When I tell people that I studied urban planning in college, one of the first questions I usually get is “So, what do you think of Seoul?” The best I can reply in my awkward Korean is that Seoul is a huge, busy city with some nice areas. After living in Seoul for the past few months (and, admittedly, not being especially brave in exploring the city) I think I can elaborate a bit further. These are some first impressions on the urban form of Seoul:

  • Seoul is a very, very large city, and the best way to describe its form is “dense sprawl.” The problems faced by housing experts, transportation planners, environmentalists, and designers go well beyond the problems of American cities. People are accustomed to living in multi-unit housing, relying on (and expecting) quality public transportation, and certainly do not take any open space for granted. Unfortunately, even with a vast public transit network and numerous high-capacity roads (8 lanes in both directions, anyone?) congestion remains a perennial problem. Space, rather than distance or sprawl, is a primary constraint here.
  • Because of this density, Seoul is a vertical city, with a variety of uses within each building. Mixed-use is the norm, with small commercial use occupying most ground-level and underground spaces, and offices and residences dominating the higher floors. In neighborhoods developed in the mid-20th century, most everyday amenities like grocery shopping and pharmacies are within walking distance from the home. However, high-rise housing developments and large, enclosed shopping centers continue to replace older neighborhoods. Some of these newer buildings contain a variety of uses within (e.g. office space, medical care, restaurants, grocery shopping, hair salons) but are also much less permeable to pedestrians from the outside. Access is instead oriented to automobiles.
  • Speaking of which, automobiles continue to dominate the landscape, despite recent efforts to create pedestrian-friendly streets. Major arterial roads are very wide, wait-times for pedestrian walk signals average several minutes, and drivers assume right-of-way in most situations. Crossing the street can be dangerous, particularly if you do not walk at the pace of a healthy adult. An abundance of engineered solutions to pedestrian safety issues (bridges, underground walkways, guardrails along sidewalks, bollards to block car entry to sidewalks, etc.) is gradually giving way to more traditional crosswalks and traffic-calming techniques, which is great news for the mobility-challenged, or really, anyone who enjoys a safe walking environment.
    • On a brighter note, car parking is relegated to underground lots or strictly controlled short-term curbside spaces. The premium on above-ground real estate means one rarely has to brave a quarter-mile of parking lot on their way to the store.
  • Seoul is hilly! In addition to the numerous mountains that bound and define the edges of the city, the hilly terrain that covers most of the city requires the average citizen to develop a strong set of legs (If the History Channel’s Human Weapon is to be believed, this is what prompted the development of kicking-focused Taekwondo). Housing and college campuses tend to be on the sides of hills, some quite steep, and there seems to be little enthusiasm for the kind of terraforming that flattened most of the original Boston peninsula in the 18th and 19th centuries. This allows for a variety of street configurations, variable architecture, and some spectacular views, but also presents barriers to mobility.

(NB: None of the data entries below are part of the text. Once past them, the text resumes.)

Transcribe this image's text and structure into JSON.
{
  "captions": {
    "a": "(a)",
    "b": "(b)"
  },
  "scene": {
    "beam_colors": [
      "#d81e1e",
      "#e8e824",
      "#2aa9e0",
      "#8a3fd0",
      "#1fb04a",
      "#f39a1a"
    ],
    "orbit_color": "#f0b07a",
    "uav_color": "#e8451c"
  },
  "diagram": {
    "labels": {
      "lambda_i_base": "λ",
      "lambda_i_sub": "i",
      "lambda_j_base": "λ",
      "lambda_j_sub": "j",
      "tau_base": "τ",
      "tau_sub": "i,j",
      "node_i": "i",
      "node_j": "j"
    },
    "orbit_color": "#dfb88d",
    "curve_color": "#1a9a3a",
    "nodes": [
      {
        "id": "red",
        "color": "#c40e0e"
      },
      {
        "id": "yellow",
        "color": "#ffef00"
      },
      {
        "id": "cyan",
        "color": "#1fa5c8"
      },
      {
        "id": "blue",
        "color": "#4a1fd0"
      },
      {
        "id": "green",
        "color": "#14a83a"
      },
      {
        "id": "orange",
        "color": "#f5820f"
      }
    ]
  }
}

Stairs are ubiquitous, and old, steep stairways carry personal significance and charm, but their shortcomings are evident on a blazing-hot day while you’re battling a knee injury.
  • As in most non-American cities, street addresses are not arranged in a Cartesian scheme, and houses are often numbered in order of construction rather than spatial order. Navigating to new places requires directions based on visible landmarks, rather than a street map and address. The overall readability of the city is thus very important, and Seoul is both blessed and cursed by form. Narrow and curvy neighborhood streets have a lot of character, making them easier to remember; they also block view of taller regional landmarks and disorient those traveling through. High-rise apartment blocks require names and numbers printed boldly on the side of each building to be remotely navigable. Citizens understand Seoul as a collection of districts, rather than a system of paths and nodes, and their images of the city are quite patchy as a result.

More than anything, Seoul is a city in rapid flux. Entire neighborhoods are disappearing as large residential and commercial developments stake their territory in older parts of the city. A new generation of planners is trying to embrace multiple images of Seoul’s future: business center, design mecca, high-tech capital, transportation hub, green city, tourist attraction, etc. The impulse to specialize and create identities fragments the city and threatens that which makes any city compelling: spontaneous order, connection with the past, local idiosyncrasies, healthy counterculture.